Canberra taz | Das Wetter an der Südostküste Australiens erinnerte am Samstag an die Atmosphäre in einem Heißluftbackofen: Temperaturen von bis zu 46 Grad, heiße Winde aus allen Richtungen. In Kombination mit dürrer Vegetation seien dies „die schlimmsten und gefährlichsten Bedingungen für den Kampf gegen die Waldbrände, die sich Feuerwehrleute vorstellen können“ so ein Sprecher der ländlichen Feuerwehr.
Alleine im Bundesstaat New South Wales tobten am Nachmittag Ortszeit noch über 160 Brände – 12 außer Kontrolle. Tausende von Quadratkilometern Land unterliegen weiter einer Notverordnung. Vielerorts sind die Einsatzkräfte überfordert, wenn nicht überwältigt von der Intensität und der Geschwindigkeit der Brände.
Nicht nur in den Bundesstaaten New South Wales und Victoria tobten Großfeuer, die zum Teil ganze Ortschaften gefährdeten. Die auch unter europäischen Touristen beliebte Kangaroo Island im Bundesstaat Südaustralien wurde großflächig von den Flammen heimgesucht.
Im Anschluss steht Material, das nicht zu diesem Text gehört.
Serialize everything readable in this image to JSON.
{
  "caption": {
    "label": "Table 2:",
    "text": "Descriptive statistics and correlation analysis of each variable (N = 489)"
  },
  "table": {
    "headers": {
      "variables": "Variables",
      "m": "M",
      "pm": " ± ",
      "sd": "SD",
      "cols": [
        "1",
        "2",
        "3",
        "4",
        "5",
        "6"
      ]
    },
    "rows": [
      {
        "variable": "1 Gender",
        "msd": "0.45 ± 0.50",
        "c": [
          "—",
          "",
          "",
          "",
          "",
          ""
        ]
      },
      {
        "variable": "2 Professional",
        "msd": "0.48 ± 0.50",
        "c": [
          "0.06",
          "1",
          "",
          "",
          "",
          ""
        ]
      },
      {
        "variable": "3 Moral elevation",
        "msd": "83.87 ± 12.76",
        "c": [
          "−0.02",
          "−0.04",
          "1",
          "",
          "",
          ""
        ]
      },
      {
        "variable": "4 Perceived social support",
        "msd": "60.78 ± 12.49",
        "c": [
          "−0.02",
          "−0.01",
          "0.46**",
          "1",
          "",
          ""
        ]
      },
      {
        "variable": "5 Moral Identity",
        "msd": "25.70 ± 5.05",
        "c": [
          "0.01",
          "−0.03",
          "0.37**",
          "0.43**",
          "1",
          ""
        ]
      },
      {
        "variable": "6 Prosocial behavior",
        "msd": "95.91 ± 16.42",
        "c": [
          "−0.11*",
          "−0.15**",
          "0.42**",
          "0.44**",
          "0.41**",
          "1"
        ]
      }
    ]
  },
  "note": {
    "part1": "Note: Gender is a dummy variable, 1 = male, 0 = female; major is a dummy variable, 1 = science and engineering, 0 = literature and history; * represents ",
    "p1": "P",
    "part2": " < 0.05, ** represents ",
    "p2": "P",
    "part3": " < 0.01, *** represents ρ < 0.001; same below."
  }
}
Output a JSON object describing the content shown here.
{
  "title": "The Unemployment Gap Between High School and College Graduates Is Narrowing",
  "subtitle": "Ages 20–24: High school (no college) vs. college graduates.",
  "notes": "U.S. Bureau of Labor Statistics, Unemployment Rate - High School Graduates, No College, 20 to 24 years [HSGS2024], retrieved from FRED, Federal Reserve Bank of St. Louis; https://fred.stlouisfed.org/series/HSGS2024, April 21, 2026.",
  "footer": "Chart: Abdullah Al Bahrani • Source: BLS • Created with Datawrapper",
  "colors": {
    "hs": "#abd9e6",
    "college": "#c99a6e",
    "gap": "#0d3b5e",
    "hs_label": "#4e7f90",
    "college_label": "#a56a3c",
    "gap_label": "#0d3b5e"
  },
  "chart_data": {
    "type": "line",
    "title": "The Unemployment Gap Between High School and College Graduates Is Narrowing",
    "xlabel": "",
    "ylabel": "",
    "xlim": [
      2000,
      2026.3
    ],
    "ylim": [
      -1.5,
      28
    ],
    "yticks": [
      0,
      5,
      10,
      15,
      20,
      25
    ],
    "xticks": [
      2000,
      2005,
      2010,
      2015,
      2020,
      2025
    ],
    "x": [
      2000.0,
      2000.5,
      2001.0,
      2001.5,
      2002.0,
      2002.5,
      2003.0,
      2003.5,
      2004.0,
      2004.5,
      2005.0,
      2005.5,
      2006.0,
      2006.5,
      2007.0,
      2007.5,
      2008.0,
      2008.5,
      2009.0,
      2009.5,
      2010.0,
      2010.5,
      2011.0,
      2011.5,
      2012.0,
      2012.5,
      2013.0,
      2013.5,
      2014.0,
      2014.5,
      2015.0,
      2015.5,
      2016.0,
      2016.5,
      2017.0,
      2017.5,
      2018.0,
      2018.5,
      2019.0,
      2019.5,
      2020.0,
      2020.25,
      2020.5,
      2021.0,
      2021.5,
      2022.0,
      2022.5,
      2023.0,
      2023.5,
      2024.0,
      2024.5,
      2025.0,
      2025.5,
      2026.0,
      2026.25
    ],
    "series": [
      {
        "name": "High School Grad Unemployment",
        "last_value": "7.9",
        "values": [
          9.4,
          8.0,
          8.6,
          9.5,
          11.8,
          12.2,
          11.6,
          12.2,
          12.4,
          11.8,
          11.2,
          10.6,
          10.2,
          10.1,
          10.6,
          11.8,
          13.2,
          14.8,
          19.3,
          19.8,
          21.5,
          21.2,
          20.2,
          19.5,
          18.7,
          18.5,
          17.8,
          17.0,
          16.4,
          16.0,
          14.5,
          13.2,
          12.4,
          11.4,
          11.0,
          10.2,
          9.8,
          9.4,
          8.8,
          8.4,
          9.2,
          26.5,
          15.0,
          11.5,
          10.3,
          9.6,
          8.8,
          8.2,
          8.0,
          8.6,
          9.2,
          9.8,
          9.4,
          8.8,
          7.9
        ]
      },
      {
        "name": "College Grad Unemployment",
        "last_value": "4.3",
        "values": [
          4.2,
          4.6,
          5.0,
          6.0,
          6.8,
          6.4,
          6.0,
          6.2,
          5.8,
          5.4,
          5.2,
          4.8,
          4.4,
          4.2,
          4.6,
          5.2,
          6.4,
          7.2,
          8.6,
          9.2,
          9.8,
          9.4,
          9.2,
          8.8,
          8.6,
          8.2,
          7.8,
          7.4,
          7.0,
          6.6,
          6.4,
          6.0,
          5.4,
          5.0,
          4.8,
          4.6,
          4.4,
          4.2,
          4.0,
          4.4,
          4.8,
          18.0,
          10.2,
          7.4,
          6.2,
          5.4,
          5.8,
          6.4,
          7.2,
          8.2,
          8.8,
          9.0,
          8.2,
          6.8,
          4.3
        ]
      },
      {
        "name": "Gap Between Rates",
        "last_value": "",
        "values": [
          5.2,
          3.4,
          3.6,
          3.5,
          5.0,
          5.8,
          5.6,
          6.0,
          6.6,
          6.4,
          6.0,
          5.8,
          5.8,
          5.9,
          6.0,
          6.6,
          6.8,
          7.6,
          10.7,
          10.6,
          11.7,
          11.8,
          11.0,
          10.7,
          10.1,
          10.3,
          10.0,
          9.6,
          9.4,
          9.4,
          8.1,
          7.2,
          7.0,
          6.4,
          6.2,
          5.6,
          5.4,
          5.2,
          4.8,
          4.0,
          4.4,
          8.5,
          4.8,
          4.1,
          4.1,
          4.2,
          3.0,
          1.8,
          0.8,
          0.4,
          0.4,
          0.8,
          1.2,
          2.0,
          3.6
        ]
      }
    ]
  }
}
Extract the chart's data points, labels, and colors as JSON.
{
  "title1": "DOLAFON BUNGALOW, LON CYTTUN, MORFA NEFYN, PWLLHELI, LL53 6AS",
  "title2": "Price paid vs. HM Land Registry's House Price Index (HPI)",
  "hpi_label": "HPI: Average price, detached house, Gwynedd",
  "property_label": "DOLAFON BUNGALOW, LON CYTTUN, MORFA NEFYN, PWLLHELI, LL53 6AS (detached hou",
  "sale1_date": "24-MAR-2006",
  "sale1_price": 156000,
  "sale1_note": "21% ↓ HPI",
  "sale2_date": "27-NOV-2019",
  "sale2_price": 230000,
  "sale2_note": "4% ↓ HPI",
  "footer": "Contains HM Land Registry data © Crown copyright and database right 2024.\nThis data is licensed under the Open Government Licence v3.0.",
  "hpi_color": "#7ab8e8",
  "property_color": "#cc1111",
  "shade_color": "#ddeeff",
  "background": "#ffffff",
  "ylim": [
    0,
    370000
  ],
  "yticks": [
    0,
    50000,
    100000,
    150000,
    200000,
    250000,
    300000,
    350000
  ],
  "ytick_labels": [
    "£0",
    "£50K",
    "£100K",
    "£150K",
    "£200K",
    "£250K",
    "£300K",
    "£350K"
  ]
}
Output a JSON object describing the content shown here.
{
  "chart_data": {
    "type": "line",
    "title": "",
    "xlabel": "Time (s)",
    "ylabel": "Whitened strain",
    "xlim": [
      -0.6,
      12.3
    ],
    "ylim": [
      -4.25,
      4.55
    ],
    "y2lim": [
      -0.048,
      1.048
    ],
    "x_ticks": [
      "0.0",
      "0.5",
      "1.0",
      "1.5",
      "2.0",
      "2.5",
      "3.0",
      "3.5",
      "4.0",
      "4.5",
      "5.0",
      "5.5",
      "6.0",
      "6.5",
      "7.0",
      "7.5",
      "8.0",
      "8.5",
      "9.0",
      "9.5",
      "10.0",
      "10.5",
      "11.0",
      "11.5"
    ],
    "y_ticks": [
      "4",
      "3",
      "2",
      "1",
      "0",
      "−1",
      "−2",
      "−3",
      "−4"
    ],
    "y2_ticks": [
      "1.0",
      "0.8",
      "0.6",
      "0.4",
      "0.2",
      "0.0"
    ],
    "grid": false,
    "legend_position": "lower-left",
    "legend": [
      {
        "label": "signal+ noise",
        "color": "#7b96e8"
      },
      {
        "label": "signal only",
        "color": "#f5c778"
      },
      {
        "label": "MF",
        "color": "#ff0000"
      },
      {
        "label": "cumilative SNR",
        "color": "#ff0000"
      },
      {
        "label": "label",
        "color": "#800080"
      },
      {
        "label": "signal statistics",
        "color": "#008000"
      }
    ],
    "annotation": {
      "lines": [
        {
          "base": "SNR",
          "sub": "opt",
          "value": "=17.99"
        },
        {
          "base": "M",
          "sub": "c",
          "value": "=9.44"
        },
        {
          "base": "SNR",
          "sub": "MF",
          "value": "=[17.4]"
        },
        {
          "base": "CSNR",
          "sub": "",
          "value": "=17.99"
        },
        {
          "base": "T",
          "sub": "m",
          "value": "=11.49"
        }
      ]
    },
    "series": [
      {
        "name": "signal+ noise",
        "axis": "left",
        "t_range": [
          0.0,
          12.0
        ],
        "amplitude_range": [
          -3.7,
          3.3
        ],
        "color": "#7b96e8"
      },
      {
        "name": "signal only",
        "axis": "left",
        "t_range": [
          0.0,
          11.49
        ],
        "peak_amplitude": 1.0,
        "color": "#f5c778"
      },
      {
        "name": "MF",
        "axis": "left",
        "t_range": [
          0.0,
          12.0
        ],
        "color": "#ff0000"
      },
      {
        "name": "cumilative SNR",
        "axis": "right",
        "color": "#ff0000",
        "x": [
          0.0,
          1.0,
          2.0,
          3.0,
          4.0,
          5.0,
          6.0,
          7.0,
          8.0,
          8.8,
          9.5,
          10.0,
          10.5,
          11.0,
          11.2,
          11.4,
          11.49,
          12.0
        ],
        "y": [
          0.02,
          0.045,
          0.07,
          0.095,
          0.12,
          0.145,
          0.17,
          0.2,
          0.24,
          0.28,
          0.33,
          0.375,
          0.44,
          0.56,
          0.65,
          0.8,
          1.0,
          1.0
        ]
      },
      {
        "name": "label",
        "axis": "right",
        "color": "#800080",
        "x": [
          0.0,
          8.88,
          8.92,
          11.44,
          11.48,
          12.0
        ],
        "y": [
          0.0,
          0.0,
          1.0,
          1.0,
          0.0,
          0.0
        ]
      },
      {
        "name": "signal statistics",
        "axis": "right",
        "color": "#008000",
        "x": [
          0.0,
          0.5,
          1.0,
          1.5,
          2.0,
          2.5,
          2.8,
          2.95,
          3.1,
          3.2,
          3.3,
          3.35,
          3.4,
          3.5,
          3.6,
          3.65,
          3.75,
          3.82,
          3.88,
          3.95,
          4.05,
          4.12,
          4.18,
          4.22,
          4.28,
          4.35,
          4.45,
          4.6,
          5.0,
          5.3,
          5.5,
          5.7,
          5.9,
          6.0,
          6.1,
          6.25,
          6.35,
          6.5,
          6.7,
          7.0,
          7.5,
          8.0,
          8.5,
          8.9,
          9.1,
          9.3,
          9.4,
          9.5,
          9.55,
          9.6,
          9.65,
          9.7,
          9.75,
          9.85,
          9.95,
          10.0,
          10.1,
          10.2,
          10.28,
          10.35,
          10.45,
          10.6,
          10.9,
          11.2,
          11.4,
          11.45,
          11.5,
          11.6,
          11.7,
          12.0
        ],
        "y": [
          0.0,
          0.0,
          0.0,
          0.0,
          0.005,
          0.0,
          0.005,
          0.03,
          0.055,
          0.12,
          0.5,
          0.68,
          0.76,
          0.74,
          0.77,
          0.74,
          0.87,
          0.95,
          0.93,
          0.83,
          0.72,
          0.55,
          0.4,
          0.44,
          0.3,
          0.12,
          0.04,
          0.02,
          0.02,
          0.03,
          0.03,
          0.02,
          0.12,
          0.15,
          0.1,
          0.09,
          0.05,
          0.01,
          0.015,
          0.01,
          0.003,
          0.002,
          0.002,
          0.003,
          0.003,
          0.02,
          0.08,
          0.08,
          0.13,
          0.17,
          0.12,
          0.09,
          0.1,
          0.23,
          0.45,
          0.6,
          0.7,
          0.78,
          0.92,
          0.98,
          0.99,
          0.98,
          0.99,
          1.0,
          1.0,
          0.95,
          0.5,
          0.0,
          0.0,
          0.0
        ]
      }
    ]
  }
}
Zwei Menschen verbrannten in ihrem Auto, als sie von einem „nicht aufzuhaltenden Feuer“ überrascht wurden, wie die Behörden erklärten.
Der weltbekannte Flinders-Chase-Nationalpark brannte fast vollständig aus. Das Naturparadies ist bekannt für Koalas, Ameisenigel (Echidnas) und Kängurus. Die Fünfstern-Hotel Southern Ocean Lodge wurde komplett vernichtet.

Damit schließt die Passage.